Because retailers tend to stock the same laptop for years after it is launched, the AUE date is one of the most important things to look at when you're buying a Chromebook. While new Chromebooks launched in 2020 have tended to launch with 6-8 years of Chrome OS updates — even budget-minded Chromebooks like the Chromebook Duet have AUE dates of June 2028 — models unveiled two years ago like the Lenovo Chromebook C330 launched with AUE dates of 2022 (dates that have since been pushed to June 2025).
Source: Ara Wagoner / Android Central
Chrome OS is designed to run on older, weaker hardware.
This built-in obsolescence is obviously not a great thing for the everyday consumer — especially on the budget-minded Chromebooks that dominate the segment — and a project to help fix it reached an important milestone over the weekend. It's called Lacros, and its ultimate goal is to decouple Chrome from Chrome OS so that the most important part of your Chromebook keeps get updated even after OS updates stop.
This project launched months ago and had a flag you could enable in Chrome Canary. Still, the flag and the icon it produced didn't actually do much of anything until this weekend, when Lacros finally opened and ran as a separate Chrome browser alongside the main Chrome OS-version.

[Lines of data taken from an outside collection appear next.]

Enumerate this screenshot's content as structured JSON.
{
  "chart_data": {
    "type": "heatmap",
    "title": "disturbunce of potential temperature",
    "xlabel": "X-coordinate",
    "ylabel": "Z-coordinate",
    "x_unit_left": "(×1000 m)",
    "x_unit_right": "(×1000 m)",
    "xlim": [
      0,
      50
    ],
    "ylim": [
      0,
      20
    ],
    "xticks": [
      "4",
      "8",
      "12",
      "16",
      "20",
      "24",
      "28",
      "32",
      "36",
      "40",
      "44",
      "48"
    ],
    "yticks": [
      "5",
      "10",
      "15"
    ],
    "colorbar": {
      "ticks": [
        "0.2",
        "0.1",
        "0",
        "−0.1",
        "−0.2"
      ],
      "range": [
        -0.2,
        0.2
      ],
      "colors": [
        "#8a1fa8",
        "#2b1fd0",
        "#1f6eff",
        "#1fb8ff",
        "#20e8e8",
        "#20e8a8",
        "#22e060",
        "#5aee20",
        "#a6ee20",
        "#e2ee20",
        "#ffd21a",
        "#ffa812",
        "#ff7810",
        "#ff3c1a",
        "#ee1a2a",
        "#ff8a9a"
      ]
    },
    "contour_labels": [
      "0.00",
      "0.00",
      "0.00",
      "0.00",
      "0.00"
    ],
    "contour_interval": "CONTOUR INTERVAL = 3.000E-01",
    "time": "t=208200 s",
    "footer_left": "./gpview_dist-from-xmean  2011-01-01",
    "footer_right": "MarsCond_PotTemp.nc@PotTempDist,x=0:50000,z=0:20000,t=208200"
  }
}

Source: Ara Wagoner / Android Central
You could go play with Lacros right now — if you were willing to switch to the Canary channel and then enable the Lacros flag — but I wouldn't bother yet. While this is something that will have phenomenal potential, the end game here is to have Lacros work exactly like the current Chrome browser and eventually replace it seamlessly. This would allow users to continue to have a secured, updated experience on the Chrome browser even if the basic Chrome OS system was no longer being updated.
Considering that the Chrome OS system is so stripped down — it's a basic framework on which the Chrome Browser, sandboxed Android apps, and sandboxed Linux apps sit — having the core System UI updated isn't nearly as important as having the Chrome browser itself updated. After all, nothing you install on a Chromebook should ever touch the core system. If Chrome Browser could be updated through Linux, and Android apps could keep updating through Google Play, an expired Chromebook would still be a perfectly viable option for those who can't spend hundreds on a new laptop every five years.
Chrome OS is designed to run on older, weaker hardware — it's how Chromebooks have dominated the budget laptop category — and if Lacros is successful, then the affordable workhorses Chrome has built its brand on will have even more long-lasting value. Imagine a $250 Chromebook that could last a decade. Especially with the durability standards that Google has for educational and Enterprise Chromebooks, a Chromebook that could keep chugging along once System UI updates stop would be phenomenal.
Source: Ara Wagoner / Android Central
This is an incredibly important project right now, as we're in the midst of a Chromebook shortage and school districts could very much use a way to extend the life of older Chromebooks while they're waiting months and months for new shipments to arrive. Of course, we're still months — possibly years — away from this being rolled out to Chromebooks. Still, the progress made in just five months is very promising, and I look forward to the day when an AUE date isn't a death sentence for a Chromebook that's old but still otherwise perfectly functional.